Há duas décadas, Porto Príncipe tornou-se um local inesperado para uma partida de futebol entre Brasil e Haiti. O Brasil, já pentacampeão do mundo, estava no topo do ranking da FIFA, enquanto o Haiti estava em 95º, caindo dez posições em um espaço de quatro meses.
Os campeões mundiais de Carlos Alberto Parreira, em qualquer outra circunstância, teriam evitado viajar para a conturbada nação insular. Mas, em 2004, quando o Haiti foi mergulhado numa crise humanitária após um golpe de Estado, jogadores como Ronaldo, Ronaldinho, Roberto Carlos e outros abandonaram os méritos futebolísticos e jogaram pela paz.
“O Jogo da Paz”
Batizado de “Jogo da Paz”, a partida foi disputada no Stade Sylvio Cator, erguido em homenagem ao medalhista olímpico Sylvio Cator, na capital do país. Cerca de 15 mil espectadores, incluindo o presidente do Brasil na época, compareceram para assistir ao jogo no estádio nacional, que mal acomodava 13 mil pessoas.
Antes disso, as duas seleções haviam se enfrentado apenas duas vezes, a primeira durante os Jogos Pan-Americanos de 1959, e um amistoso internacional, que fez parte da preparação do Haiti para sua estreia na Copa do Mundo, na Alemanha Ocidental.
Quando se encontraram novamente, 30 anos depois, embora em um cenário totalmente diferente, o Brasil conseguiu uma vitória com Ronaldinho marcando um hat-trick.
Admiração haitiana
Poucos haitianos tinham tido a oportunidade de ver jogadores internacionais pessoalmente, muito menos alguns dos maiores como Ronaldo e Ronaldinho. Para a população comum, aquela partida em Porto Príncipe, foi o maior feito esportivo do país, talvez até eclipsando a estreia do país na Copa do Mundo contra a Itália.
Para o resto do mundo, foi muito mais do que um simples jogo de futebol. Havia muita coisa envolvida e, o mais importante, o objetivo era dar alegria aos haitianos, que enfrentavam uma das piores fases da sua história.

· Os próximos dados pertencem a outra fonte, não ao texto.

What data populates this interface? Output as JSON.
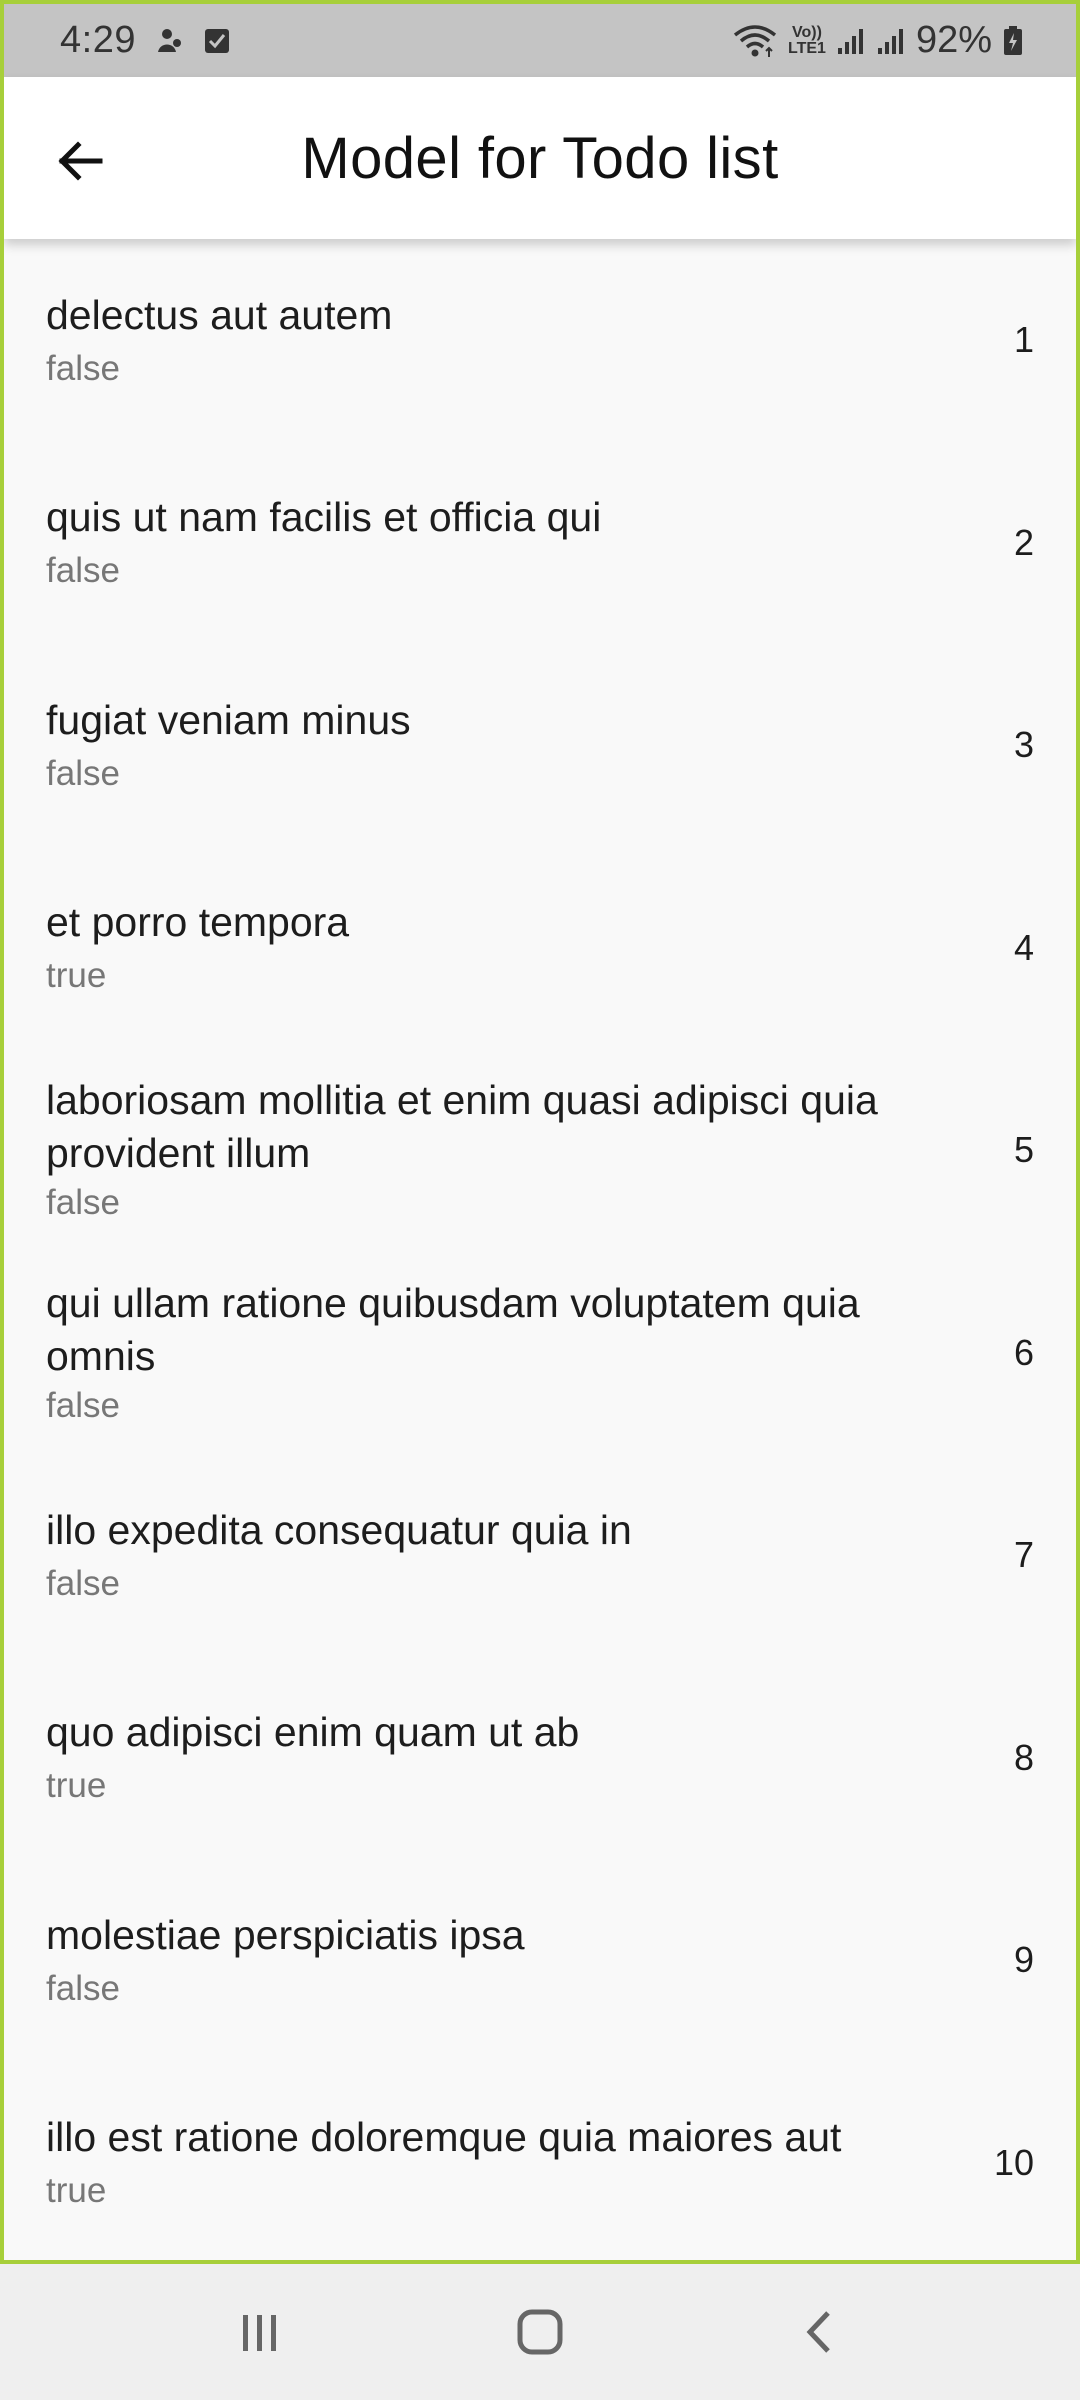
{
  "status_bar": {
    "time": "4:29",
    "battery": "92%",
    "network_label_top": "Vo))",
    "network_label_bottom": "LTE1"
  },
  "app_bar": {
    "title": "Model for Todo list"
  },
  "todos": [
    {
      "title": "delectus aut autem",
      "completed": "false",
      "id": "1"
    },
    {
      "title": "quis ut nam facilis et officia qui",
      "completed": "false",
      "id": "2"
    },
    {
      "title": "fugiat veniam minus",
      "completed": "false",
      "id": "3"
    },
    {
      "title": "et porro tempora",
      "completed": "true",
      "id": "4"
    },
    {
      "title": "laboriosam mollitia et enim quasi adipisci quia provident illum",
      "completed": "false",
      "id": "5"
    },
    {
      "title": "qui ullam ratione quibusdam voluptatem quia omnis",
      "completed": "false",
      "id": "6"
    },
    {
      "title": "illo expedita consequatur quia in",
      "completed": "false",
      "id": "7"
    },
    {
      "title": "quo adipisci enim quam ut ab",
      "completed": "true",
      "id": "8"
    },
    {
      "title": "molestiae perspiciatis ipsa",
      "completed": "false",
      "id": "9"
    },
    {
      "title": "illo est ratione doloremque quia maiores aut",
      "completed": "true",
      "id": "10"
    }
  ],
  "colors": {
    "frame_border": "#a7cf3a",
    "status_bar_bg": "#c4c4c4",
    "app_bar_bg": "#ffffff",
    "list_bg": "#f9f9f9",
    "subtitle_text": "#777777"
  },
  "icons": {
    "back": "arrow-back-icon",
    "recents": "recent-apps-icon",
    "home": "home-icon",
    "nav_back": "chevron-left-icon"
  }
}
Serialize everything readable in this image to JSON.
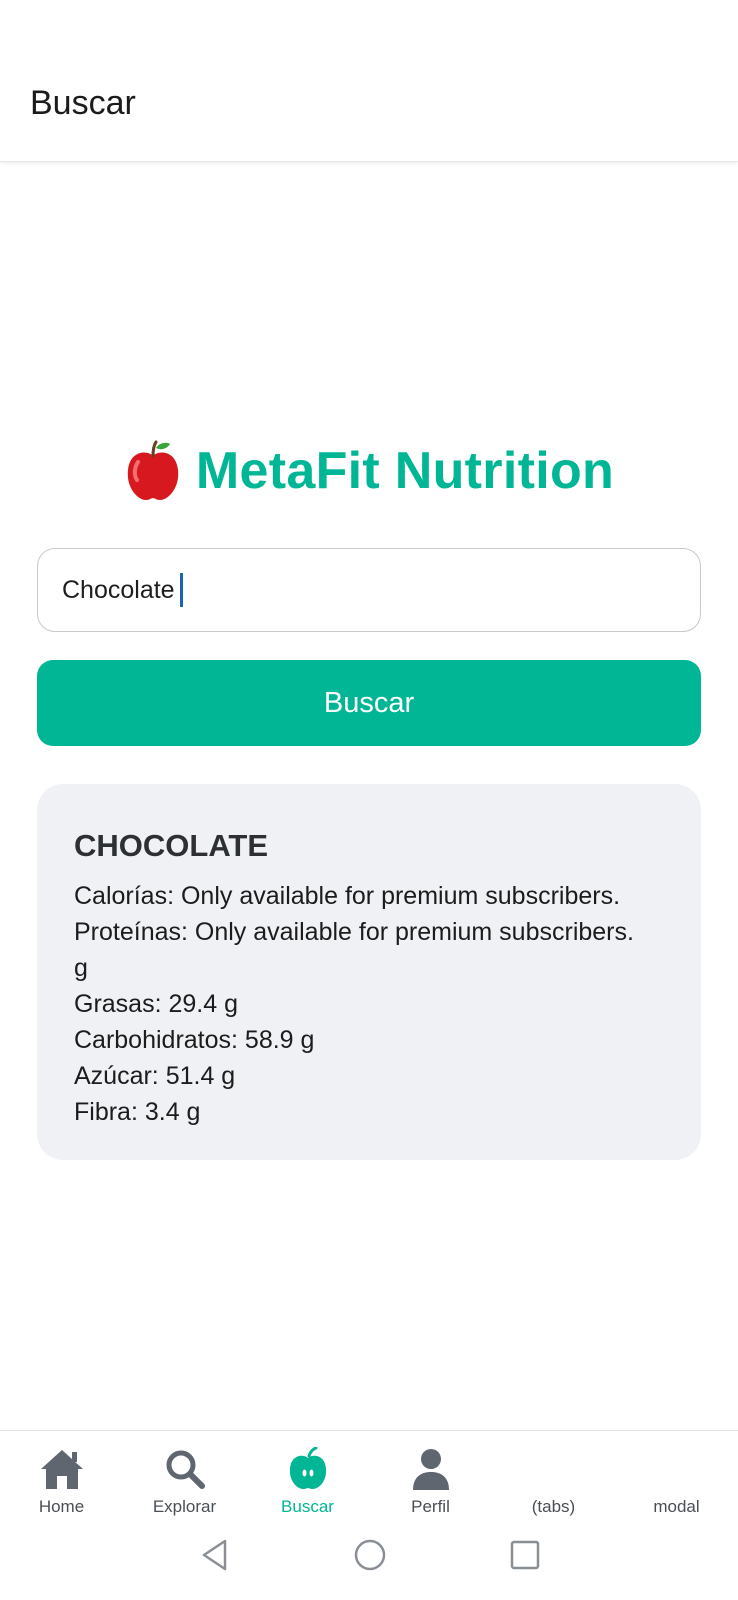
{
  "header": {
    "title": "Buscar"
  },
  "brand": {
    "emoji": "🍎",
    "title": "MetaFit Nutrition"
  },
  "search": {
    "value": "Chocolate",
    "button_label": "Buscar"
  },
  "result": {
    "name": "CHOCOLATE",
    "lines": [
      "Calorías: Only available for premium subscribers.",
      "Proteínas: Only available for premium subscribers.",
      "g",
      "Grasas: 29.4 g",
      "Carbohidratos: 58.9 g",
      "Azúcar: 51.4 g",
      "Fibra: 3.4 g"
    ]
  },
  "tabs": [
    {
      "label": "Home",
      "icon": "home-icon",
      "active": false
    },
    {
      "label": "Explorar",
      "icon": "search-icon",
      "active": false
    },
    {
      "label": "Buscar",
      "icon": "apple-icon",
      "active": true
    },
    {
      "label": "Perfil",
      "icon": "person-icon",
      "active": false
    },
    {
      "label": "(tabs)",
      "icon": "",
      "active": false
    },
    {
      "label": "modal",
      "icon": "",
      "active": false
    }
  ],
  "system_nav": {
    "icons": [
      "back-icon",
      "home-circle-icon",
      "recents-icon"
    ]
  },
  "colors": {
    "accent": "#00b694",
    "card_bg": "#eff1f5",
    "inactive_icon": "#5f6670"
  }
}
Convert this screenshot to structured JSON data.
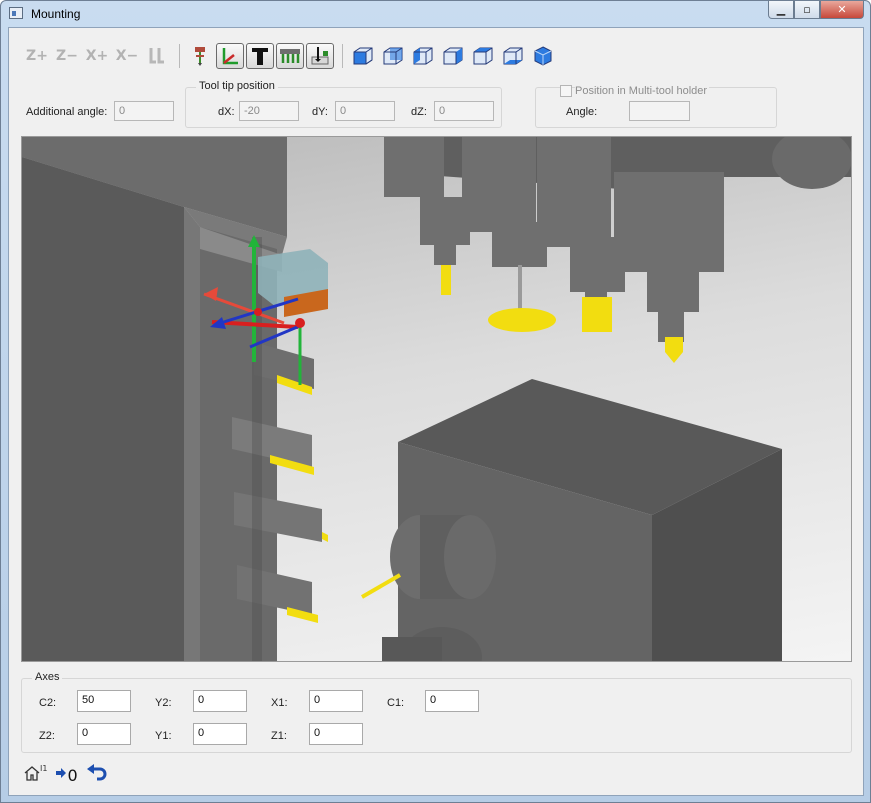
{
  "window": {
    "title": "Mounting",
    "colors": {
      "accent": "#1d4fb0",
      "tool_yellow": "#f2dd10",
      "close_red": "#c7483a"
    }
  },
  "toolbar": {
    "buttons": [
      {
        "label": "Z+",
        "icon": "z-plus-icon",
        "enabled": false
      },
      {
        "label": "Z−",
        "icon": "z-minus-icon",
        "enabled": false
      },
      {
        "label": "X+",
        "icon": "x-plus-icon",
        "enabled": false
      },
      {
        "label": "X−",
        "icon": "x-minus-icon",
        "enabled": false
      },
      {
        "label": "",
        "icon": "mirror-tool-icon",
        "enabled": false
      }
    ],
    "tools": [
      "tool-tip-marker-icon",
      "coordinate-axes-icon",
      "text-t-icon",
      "multi-tool-holder-icon",
      "measure-tool-icon"
    ],
    "views": [
      "view-front-icon",
      "view-back-icon",
      "view-left-icon",
      "view-right-icon",
      "view-top-icon",
      "view-bottom-icon",
      "view-iso-icon"
    ]
  },
  "params": {
    "additional_angle_label": "Additional  angle:",
    "additional_angle_value": "0",
    "tool_tip_title": "Tool tip position",
    "dx_label": "dX:",
    "dx_value": "-20",
    "dy_label": "dY:",
    "dy_value": "0",
    "dz_label": "dZ:",
    "dz_value": "0",
    "multi_tool_label": "Position in Multi-tool holder",
    "multi_tool_checked": false,
    "angle_label": "Angle:",
    "angle_value": ""
  },
  "axes": {
    "title": "Axes",
    "c2_label": "C2:",
    "c2_value": "50",
    "y2_label": "Y2:",
    "y2_value": "0",
    "x1_label": "X1:",
    "x1_value": "0",
    "c1_label": "C1:",
    "c1_value": "0",
    "z2_label": "Z2:",
    "z2_value": "0",
    "y1_label": "Y1:",
    "y1_value": "0",
    "z1_label": "Z1:",
    "z1_value": "0"
  },
  "bottom": {
    "home_badge": "I1",
    "goto_zero_label": "0",
    "icons": [
      "home-icon",
      "go-to-zero-icon",
      "undo-icon"
    ]
  }
}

Para a partida, a Seleção Brasileira chegou após acampar na vizinha República Dominicana horas antes do início da partida, e deixou o local logo após o apito final, mesmo com forte presença brasileira na segurança.
Crise política
A MINUSTAH (Missão das Nações Unidas para a Estabilização no Haiti), liderada pelo Brasil, foi formada para ajudar a estabilizar o Haiti, a segunda república mais antiga do Hemisfério Ocidental, depois dos Estados Unidos. Mas, a nação insular no Mar do Caribe, desde que obteve a independência da França em 1804, com o ex-escravo Jean-Jacques Dessalines a liderar a revolução, continua a ser um país em conflito: a instabilidade política e os seus efeitos colaterais, tornando o país um dos mais pobres do mundo.
O governo brasileiro concordou em enviar 1.200 soldados, mas o primeiro-ministro interino do Haiti, Gerard Latortue, observou que “alguns jogadores de futebol brasileiros poderiam fazer mais para desarmar as milícias do que milhares de soldados de manutenção da paz”.
Ronaldo, que se tornou Embaixador da Boa Vontade do Programa das Nações Unidas para o Desenvolvimento (PNUD), em 2000, disse que estava ansioso para jogar e se orgulhou do Brasil ter a oportunidade de contribuir para pôr fim a anos de luta do país.
E isso se tornou a base para organizar um amistoso entre os dois países com culturas semelhantes e amor compartilhado pelo futebol. Após acordos, uma Seleção repleta de estrelas chegou ao Haiti para amenizar a dor dos haitianos, mesmo que durante a partida.